Bonta's deputies wrote in a recent court filing that, based on his previous stance that Texas' abortion law was unconstitutional, the attorney general and his deputies "are not in a position to defend SB 1327's constitutionality."

The judge called it a "very unusual situation."

Bonta's decision is an uncommon one, but not without precedent, according to some constitutional law professors. More than a decade ago, California officials declined to defend Proposition 8, the state law that banned same-sex marriages. The Obama administration similarly declined to defend the Defense of Marriage Act, which also banned same-sex unions.

In those cases, political rivals stepped in to defend the laws, which were both eventually overturned. But in Bonta's case, it was his political ally and the man who appointed him to the job who chose to intervene. Though the law professors said interventions are common in general, a spokesperson for the governor said it's the first time during Newsom's tenure he has intervened in a lawsuit.

"Governor Newsom is taking this action to ensure that Californians' interests are robustly defended," Newsom spokesperson Danella Debel wrote in an email Thursday, before Benitez had issued his tentative ruling. "Under the California Constitution and federal court rules, the Governor has a right to intervene in a federal lawsuit challenging a state statute."

In a statement issued Thursday, Newsom called it "an abomination" that the Supreme Court upheld Texas' abortion law, and his lawyers wrote in a court filing that fee-shifting provisions like the one in Texas' law, which would effectively ban most citizens from accessing the courts to try to fight for their rights, "are outrageous and objectionable."

But he argued that until a court rules Texas' fee-shifting provision is unconstitutional, California will use the same legal tool to try to combat gun violence.

"So long as this opportunity to take action against those who spread illegal weapons in our communities exists, we're going to use it to save lives," Newsom said in a statement issued before Friday's hearing. "We will not back down."

Benitez said using the "strong arm of the state with its unlimited resources" to discourage people from trying to fight for their rights in court is wrong. "I can't think of anything more tyrannical," he said.

Newsom appears to be on somewhat of an island in defending SB 1327's fee-shifting provision. Before lawmakers passed the bill, ACLU California Action — the policy analysis and legislative advocacy arm of California's American Civil Liberties Union branches — warned in a letter to lawmakers that the bill "would set a dangerous legal precedent."
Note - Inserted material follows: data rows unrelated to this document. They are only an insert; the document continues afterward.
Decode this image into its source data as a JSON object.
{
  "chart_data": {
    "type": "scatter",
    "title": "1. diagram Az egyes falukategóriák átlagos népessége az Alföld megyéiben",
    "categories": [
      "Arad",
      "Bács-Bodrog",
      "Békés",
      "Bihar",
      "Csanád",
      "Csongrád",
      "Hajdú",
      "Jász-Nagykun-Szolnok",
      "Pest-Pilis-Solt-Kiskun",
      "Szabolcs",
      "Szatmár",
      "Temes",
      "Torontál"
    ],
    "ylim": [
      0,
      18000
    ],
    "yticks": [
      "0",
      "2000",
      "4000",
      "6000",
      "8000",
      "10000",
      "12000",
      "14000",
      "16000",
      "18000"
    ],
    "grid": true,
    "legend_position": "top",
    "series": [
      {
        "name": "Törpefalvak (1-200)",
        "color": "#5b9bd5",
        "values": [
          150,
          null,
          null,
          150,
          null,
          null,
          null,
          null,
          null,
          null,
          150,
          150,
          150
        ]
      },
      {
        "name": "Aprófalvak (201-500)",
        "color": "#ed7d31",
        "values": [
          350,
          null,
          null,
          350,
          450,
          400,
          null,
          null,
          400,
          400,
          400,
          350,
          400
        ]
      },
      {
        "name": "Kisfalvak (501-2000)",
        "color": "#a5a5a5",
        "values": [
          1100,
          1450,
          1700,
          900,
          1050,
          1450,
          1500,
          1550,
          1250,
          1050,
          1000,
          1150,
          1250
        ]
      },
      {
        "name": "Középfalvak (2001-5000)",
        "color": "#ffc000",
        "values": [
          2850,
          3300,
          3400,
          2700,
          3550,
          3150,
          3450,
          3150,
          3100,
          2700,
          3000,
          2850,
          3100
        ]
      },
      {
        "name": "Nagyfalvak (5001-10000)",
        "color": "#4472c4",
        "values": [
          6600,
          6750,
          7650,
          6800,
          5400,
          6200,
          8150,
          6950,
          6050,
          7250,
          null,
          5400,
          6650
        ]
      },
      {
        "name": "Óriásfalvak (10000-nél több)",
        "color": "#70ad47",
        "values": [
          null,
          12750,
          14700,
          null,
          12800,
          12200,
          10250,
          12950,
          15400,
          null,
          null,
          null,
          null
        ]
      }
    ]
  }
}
Glenn Smith, a professor at San Diego's California Western School of Law, agreed.

"Especially when dealing with the supreme law of the land and core constitutional rights, it's important to not lose track of the big picture," Smith said Thursday. "It's important for people to not have a short-term view of politics so that they approve of something that if the context is flipped, they would disapprove. That ought to tell them the whole enterprise is dangerous."

Ken Vandevelde, a professor at Thomas Jefferson School of Law downtown, said there are "serious questions about the constitutionality of fee-shifting measures" like the ones in both the California gun law and Texas abortion law.

"The Supreme Court has held that litigation to protect rights is a form of expression protected by the First Amendment," Vandevelde said. He said a law that threatens a plaintiff with massive legal bills unless they win every single one of their claims appears to be an effort to chill First Amendment-protected free-speech rights.

"It's especially odious if aimed at people taking a particular viewpoint, if the only targets are people advocating one position," he said. That's known as "viewpoint discrimination," Vandevelde explained, and it could be argued that a fee-shifting provision only targeting one group, like gun rights organizations or abortion advocates, meets the criteria.

"The Supreme Court has treated that kind of discrimination very harshly," he said.